1.    porre la questione in sede europea della libertà dei singoli Stati di gestire i flussi migratori secondo criteri propri. L’Unione Europea, infatti, dà direttive che imbrigliano i Paesi secondo le logiche del mercato globale, che vanno combattute. Finchè l’Europa non si doterà di un modello di sviluppo politico ed economico autonomo, si rivendichi la sovranità nazionale in  materia;

2.    dotare le forze di sicurezza di mezzi e risorse ben maggiori delle attuali, istituendo un corpo apposito interno alla Polizia (qui serve solo e unicamente la volontà politica, che manca perché la classe politica è subalterna a quella economica);

3.    i flussi migratori vanno fortemente ridimensionati: da un ipotetico 100 attuale a un 10 subito.

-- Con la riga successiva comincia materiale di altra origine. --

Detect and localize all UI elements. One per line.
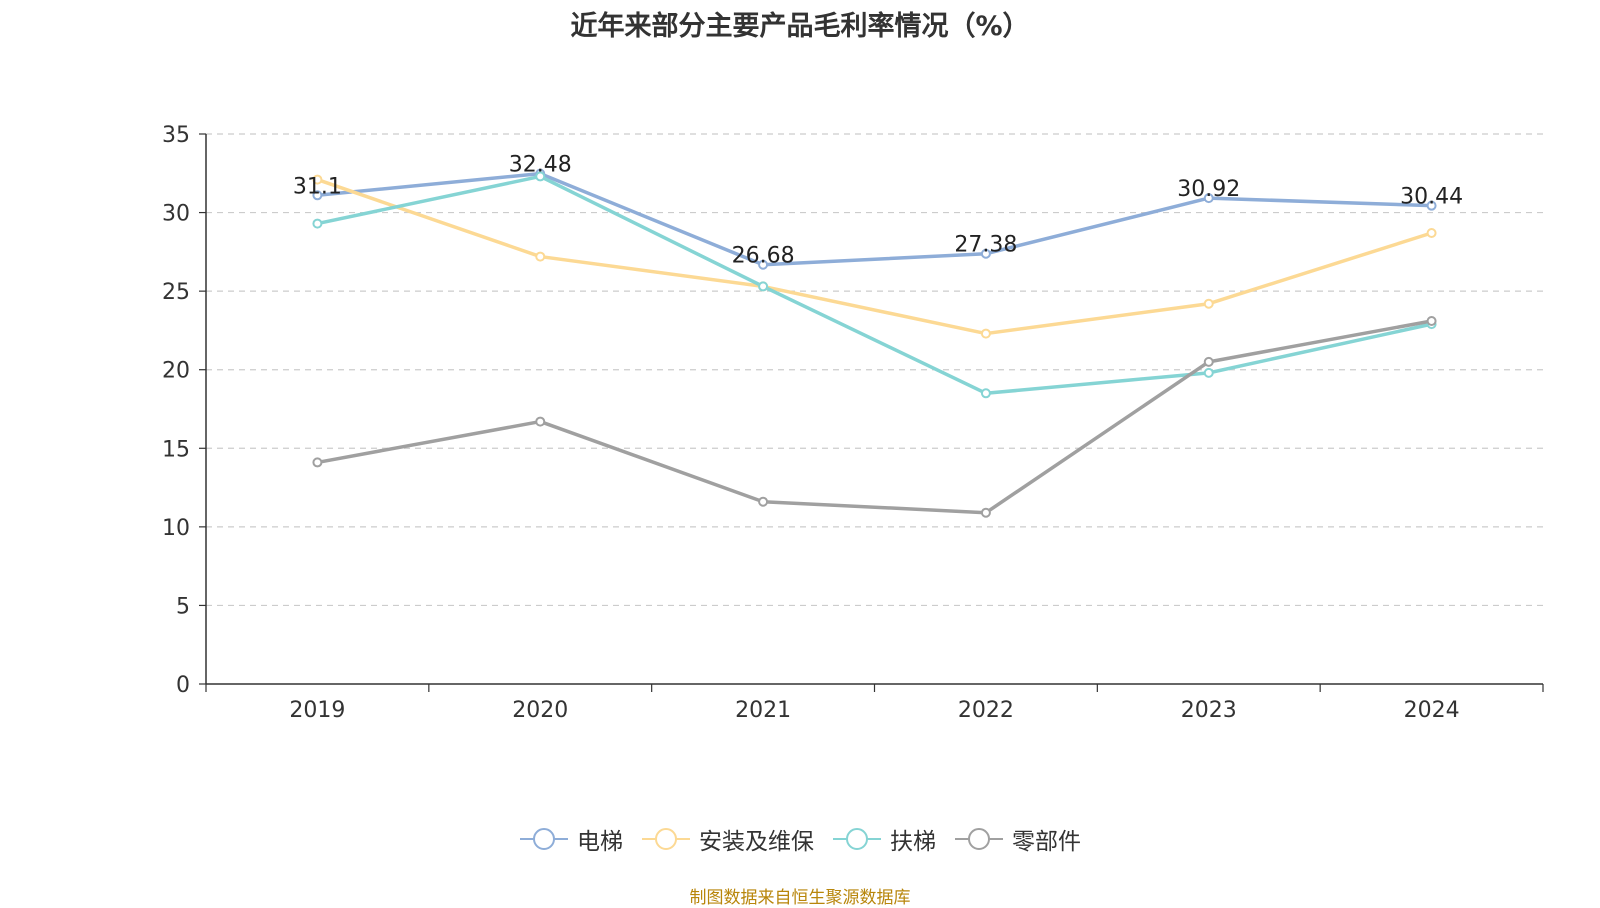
y-tick-label: 30 (162, 202, 190, 227)
data-point (758, 259, 769, 270)
data-point (312, 174, 323, 185)
data-point (980, 507, 991, 518)
legend-marker-icon (955, 828, 1003, 850)
data-point (980, 328, 991, 339)
legend-label: 安装及维保 (699, 829, 814, 855)
data-point (1203, 193, 1214, 204)
data-point (1203, 356, 1214, 367)
y-tick-label: 35 (162, 123, 190, 148)
legend-label: 电梯 (577, 829, 623, 855)
data-point (1203, 367, 1214, 378)
data-label: 30.92 (1177, 177, 1240, 202)
data-point (758, 496, 769, 507)
x-tick-label: 2020 (512, 698, 568, 723)
data-label: 30.44 (1400, 185, 1463, 210)
data-point (535, 416, 546, 427)
y-tick-label: 20 (162, 359, 190, 384)
legend-marker-icon (833, 828, 881, 850)
data-point (1426, 200, 1437, 211)
legend-item-4[interactable]: 零部件 (954, 822, 1081, 856)
data-point (1203, 298, 1214, 309)
x-tick-label: 2019 (289, 698, 345, 723)
data-point (1426, 228, 1437, 238)
series-line-4 (317, 319, 1432, 515)
data-point (980, 388, 991, 399)
series-line-2 (316, 177, 1433, 336)
y-tick-label: 10 (162, 516, 190, 541)
data-point (312, 218, 323, 229)
data-label: 32.48 (509, 153, 572, 178)
data-label: 27.38 (954, 233, 1017, 258)
data-point (1426, 316, 1437, 326)
y-tick-label: 15 (162, 437, 190, 462)
x-tick-label: 2023 (1181, 698, 1237, 723)
legend-label: 扶梯 (890, 829, 936, 855)
legend-item-3[interactable]: 扶梯 (832, 822, 936, 856)
legend-item-1[interactable]: 电梯 (519, 822, 623, 856)
data-point (980, 248, 991, 259)
y-tick-label: 25 (162, 280, 190, 305)
chart-title: 近年来部分主要产品毛利率情况（%） (570, 11, 1030, 42)
data-point (312, 190, 323, 201)
legend-marker-icon (520, 828, 568, 850)
x-tick-label: 2024 (1404, 698, 1460, 723)
source-note: 制图数据来自恒生聚源数据库 (689, 888, 911, 908)
y-tick-label: 5 (176, 594, 190, 619)
data-label: 26.68 (732, 244, 795, 269)
legend-label: 零部件 (1012, 829, 1081, 855)
series-line-1 (317, 171, 1432, 267)
legend-marker-icon (642, 828, 690, 850)
x-tick-label: 2021 (735, 698, 791, 723)
data-label: 31.1 (293, 174, 342, 199)
data-point (758, 281, 769, 292)
legend: 电梯 安装及维保 扶梯 零部件 (0, 822, 1600, 856)
data-point (535, 251, 546, 262)
legend-item-2[interactable]: 安装及维保 (641, 822, 814, 856)
data-point (535, 171, 546, 182)
y-tick-label: 0 (176, 673, 190, 698)
data-point (312, 457, 323, 468)
x-tick-label: 2022 (958, 698, 1014, 723)
series-line-3 (317, 174, 1432, 396)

4.    I criteri per l’ammissione devono diventare più giusti ma più rigidi: non quote basate sulla domanda delle imprese, ma requisiti giudiziari (no precedenti penali) e legati al “progetto di vita” (dimostrare di avere una famiglia – importante per capire un eventuale ricongiungimento – e richiesta o no di cittadinanza, vedi punto 6);

5.    Gli immigrati già presenti vanno censiti: i clandestini e gli irregolari con precedenti penali vanno espulsi, gli irregolari senza problemi con la giustizia ma senza lavoro vanno inseriti in liste di lavoro apposite (con permesso di soggiorno temporaneo) da utilizzare in parte per collocarli in posti lasciati liberi dagli italiani, in parte come manodopera a cui attingerà un Fondo Nazionale per l’Aiuto Imprese Stranieri;

6.    La cittadinanza va chiesta subito al primo ingresso, oppure no. In caso positivo, l’immigrato riceve il permesso di soggiorno stabile e si impegna a seguire un percorso di educazione civica nelle scuole (che non contempla né religione né costumi, che devono rimanere sua esclusiva e libera scelta) che al termine di 2 anni gli rilascerà un attestato di cittadinanza provvisoria. Dopo successivi altre 3 anni otterrà quella definitiva se dimostrerà di aver partecipato all’attività di un’associazione di carattere sociale, politico o economico a cui aderiscano cittadini italiani. Coloro che rifiutano hanno tempo 1 anno di libera permanenza con permesso di soggiorno temporaneo, dopodiché o scelgono il percorso di cittadinanza o vengono espulsi;

7.    Gli immigrati non ancora cittadini hanno il diritto di professare le proprie idee politiche e la propria religione al massimo grado possibile. Lo Stato dovrà facilitare la creazione di spazi sociali da loro autonomamente gestiti, nel rispetto della legge. Lo Stato li aiuterà a trovare una casa e un lavoro (vedi punto 5).

 

In sintesi, la filosofia per affrontare il problema immigrazione¹ dovrebbe essere: pochi immigrati ma buoni. Nel lungo termine, la battaglia è sul fronte del cambio di modello di sviluppo economico e sociale, così da togliere all’esodo di disperati i presupposti per trasferirsi in Europa.

 

 

 

 

 

¹Si precisa che la proposta è solo un abbozzo da completare ed eventualmente correggere, e che si tratta di un’opinione personale di chi l’ha redatta.